His passion for gardening was born right there and he began to create his own garden from scratch. He went on to volunteer at historic and private gardens and decided to retrain as a gardener and study towards a professional qualification. Outside of work he is also an advocate for autistic people and so when the job at AEM came up, he didn’t hesitate to apply.
“The role combines two of my passions and gives me the chance to share my love of horticulture and promote the contentment that being in the outdoors can provide. I also want to help create opportunities for our service users so they can have an input in shaping their own spaces, enjoy being in that space and learn new skills too.”
“I have the knowledge and the understanding of gardens but AEM’s gardens won’t reflect my ideas alone. Each of the gardens will be guided by service users themselves as far as possible. They will decide how their garden looks, what plants they’d like to see and how the space will be used.”

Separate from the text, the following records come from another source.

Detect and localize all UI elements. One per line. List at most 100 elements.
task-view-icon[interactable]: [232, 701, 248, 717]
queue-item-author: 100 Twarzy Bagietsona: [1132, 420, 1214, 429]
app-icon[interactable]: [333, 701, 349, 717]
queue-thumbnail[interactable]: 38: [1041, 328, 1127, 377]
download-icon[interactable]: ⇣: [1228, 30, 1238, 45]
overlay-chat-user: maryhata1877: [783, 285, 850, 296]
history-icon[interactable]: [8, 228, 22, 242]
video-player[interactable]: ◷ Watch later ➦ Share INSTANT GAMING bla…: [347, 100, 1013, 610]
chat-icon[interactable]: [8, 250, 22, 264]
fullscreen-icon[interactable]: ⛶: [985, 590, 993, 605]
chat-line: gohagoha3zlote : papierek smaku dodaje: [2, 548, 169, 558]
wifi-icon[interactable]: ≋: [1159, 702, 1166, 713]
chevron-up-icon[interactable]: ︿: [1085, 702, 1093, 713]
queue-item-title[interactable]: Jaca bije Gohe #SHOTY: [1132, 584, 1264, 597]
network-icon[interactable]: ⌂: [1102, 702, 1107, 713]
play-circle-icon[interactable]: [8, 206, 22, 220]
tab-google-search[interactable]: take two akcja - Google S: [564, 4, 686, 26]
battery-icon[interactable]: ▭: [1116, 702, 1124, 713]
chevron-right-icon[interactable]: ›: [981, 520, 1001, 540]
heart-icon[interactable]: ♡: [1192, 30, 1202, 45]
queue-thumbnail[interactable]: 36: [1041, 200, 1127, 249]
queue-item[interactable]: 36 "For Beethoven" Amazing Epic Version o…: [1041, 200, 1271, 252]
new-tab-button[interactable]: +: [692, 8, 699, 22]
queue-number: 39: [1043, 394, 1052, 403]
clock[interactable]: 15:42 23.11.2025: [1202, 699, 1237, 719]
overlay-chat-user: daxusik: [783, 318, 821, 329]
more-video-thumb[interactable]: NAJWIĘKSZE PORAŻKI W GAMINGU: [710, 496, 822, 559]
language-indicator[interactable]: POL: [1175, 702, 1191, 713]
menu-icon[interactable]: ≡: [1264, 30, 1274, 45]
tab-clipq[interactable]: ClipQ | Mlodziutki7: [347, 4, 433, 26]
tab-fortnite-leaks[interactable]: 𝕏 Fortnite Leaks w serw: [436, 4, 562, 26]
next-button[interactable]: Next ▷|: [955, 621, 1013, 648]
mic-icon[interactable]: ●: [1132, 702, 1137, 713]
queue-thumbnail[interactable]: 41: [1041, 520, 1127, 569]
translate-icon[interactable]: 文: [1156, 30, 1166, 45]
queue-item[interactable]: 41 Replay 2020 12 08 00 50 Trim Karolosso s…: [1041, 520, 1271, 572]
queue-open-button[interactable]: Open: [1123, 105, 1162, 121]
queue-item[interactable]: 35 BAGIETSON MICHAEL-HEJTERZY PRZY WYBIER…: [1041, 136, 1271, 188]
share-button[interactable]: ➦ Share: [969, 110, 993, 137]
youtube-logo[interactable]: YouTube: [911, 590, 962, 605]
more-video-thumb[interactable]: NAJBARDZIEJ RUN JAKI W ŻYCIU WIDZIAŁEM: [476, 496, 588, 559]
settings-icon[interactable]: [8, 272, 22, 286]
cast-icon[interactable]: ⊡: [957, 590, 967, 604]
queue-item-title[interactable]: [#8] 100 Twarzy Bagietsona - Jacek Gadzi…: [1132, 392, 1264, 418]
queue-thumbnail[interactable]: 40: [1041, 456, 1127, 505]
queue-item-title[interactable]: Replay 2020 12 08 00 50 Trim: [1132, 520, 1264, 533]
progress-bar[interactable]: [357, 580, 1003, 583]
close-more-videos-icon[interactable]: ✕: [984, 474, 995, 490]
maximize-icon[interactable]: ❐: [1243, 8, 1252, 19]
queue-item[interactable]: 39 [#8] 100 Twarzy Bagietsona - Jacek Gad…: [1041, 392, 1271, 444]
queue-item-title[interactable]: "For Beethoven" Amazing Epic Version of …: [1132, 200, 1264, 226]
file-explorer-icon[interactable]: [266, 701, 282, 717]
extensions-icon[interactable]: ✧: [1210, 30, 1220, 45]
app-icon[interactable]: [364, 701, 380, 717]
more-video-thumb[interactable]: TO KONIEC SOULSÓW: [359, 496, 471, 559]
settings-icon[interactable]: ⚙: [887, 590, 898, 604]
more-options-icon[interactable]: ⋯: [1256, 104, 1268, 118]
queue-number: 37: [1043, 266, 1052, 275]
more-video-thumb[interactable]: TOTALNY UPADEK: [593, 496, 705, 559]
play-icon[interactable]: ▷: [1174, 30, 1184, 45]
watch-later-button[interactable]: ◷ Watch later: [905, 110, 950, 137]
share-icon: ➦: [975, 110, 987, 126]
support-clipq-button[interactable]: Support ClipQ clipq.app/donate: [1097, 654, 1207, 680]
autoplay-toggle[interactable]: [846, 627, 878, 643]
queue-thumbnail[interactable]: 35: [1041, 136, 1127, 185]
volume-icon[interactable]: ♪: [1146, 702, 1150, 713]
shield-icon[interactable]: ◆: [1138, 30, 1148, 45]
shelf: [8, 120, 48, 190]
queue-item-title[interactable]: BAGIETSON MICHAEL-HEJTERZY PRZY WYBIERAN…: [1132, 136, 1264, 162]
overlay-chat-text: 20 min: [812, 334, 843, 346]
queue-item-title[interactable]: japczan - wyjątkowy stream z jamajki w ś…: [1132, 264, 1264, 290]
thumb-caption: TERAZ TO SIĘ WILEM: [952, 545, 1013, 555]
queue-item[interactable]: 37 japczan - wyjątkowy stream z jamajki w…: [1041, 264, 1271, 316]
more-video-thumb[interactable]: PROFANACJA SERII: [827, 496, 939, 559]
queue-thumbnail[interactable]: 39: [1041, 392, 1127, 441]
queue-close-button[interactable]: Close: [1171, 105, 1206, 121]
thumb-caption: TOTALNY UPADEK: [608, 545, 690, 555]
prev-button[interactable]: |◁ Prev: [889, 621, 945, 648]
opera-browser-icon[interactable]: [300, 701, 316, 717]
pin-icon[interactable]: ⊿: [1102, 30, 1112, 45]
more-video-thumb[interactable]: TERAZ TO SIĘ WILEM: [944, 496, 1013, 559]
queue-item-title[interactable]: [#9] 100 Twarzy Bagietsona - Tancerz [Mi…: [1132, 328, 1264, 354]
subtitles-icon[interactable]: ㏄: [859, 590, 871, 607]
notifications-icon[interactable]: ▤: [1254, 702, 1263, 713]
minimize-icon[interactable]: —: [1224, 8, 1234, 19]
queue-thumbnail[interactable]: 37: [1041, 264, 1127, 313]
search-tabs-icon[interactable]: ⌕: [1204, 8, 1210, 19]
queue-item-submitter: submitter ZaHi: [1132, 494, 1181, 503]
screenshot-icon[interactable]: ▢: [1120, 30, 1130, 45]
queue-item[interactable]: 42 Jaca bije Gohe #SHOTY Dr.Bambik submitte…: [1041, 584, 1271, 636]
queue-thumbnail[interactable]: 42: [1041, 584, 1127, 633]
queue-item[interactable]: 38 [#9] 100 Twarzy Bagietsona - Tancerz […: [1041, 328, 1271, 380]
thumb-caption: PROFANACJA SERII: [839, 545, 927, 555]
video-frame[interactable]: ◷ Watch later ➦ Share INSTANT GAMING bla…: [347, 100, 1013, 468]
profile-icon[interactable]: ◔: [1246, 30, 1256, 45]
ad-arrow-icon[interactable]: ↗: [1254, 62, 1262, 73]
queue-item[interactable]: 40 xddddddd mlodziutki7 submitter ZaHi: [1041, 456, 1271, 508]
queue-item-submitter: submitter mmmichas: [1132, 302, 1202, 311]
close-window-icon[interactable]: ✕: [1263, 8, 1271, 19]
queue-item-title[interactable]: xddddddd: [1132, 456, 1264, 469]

The service will harness different means of making gardening accessible. This might be through physical planting or selecting flora and fauna using visual aids. Whatever their ability, everyone who wants to have an input can.
Those that do have a passion for gardening will get every support to learn new skills or work towards qualifications and, should they wish to, can aim for volunteer or paid work in gardening.
What’s more, the project aims to benefit staff too. Chris will be setting out a framework to give staff the chance to feel comfortable with routine gardening tasks with service users in between visits from the gardening team, and creating spaces that staff can enjoy.
“The gardens are there to be enjoyed by everyone,” added Chris. “Together we’re creating calming gardens for all; a space that is nurtured with love and where we can sit back, admire and say, we all had ownership of this.”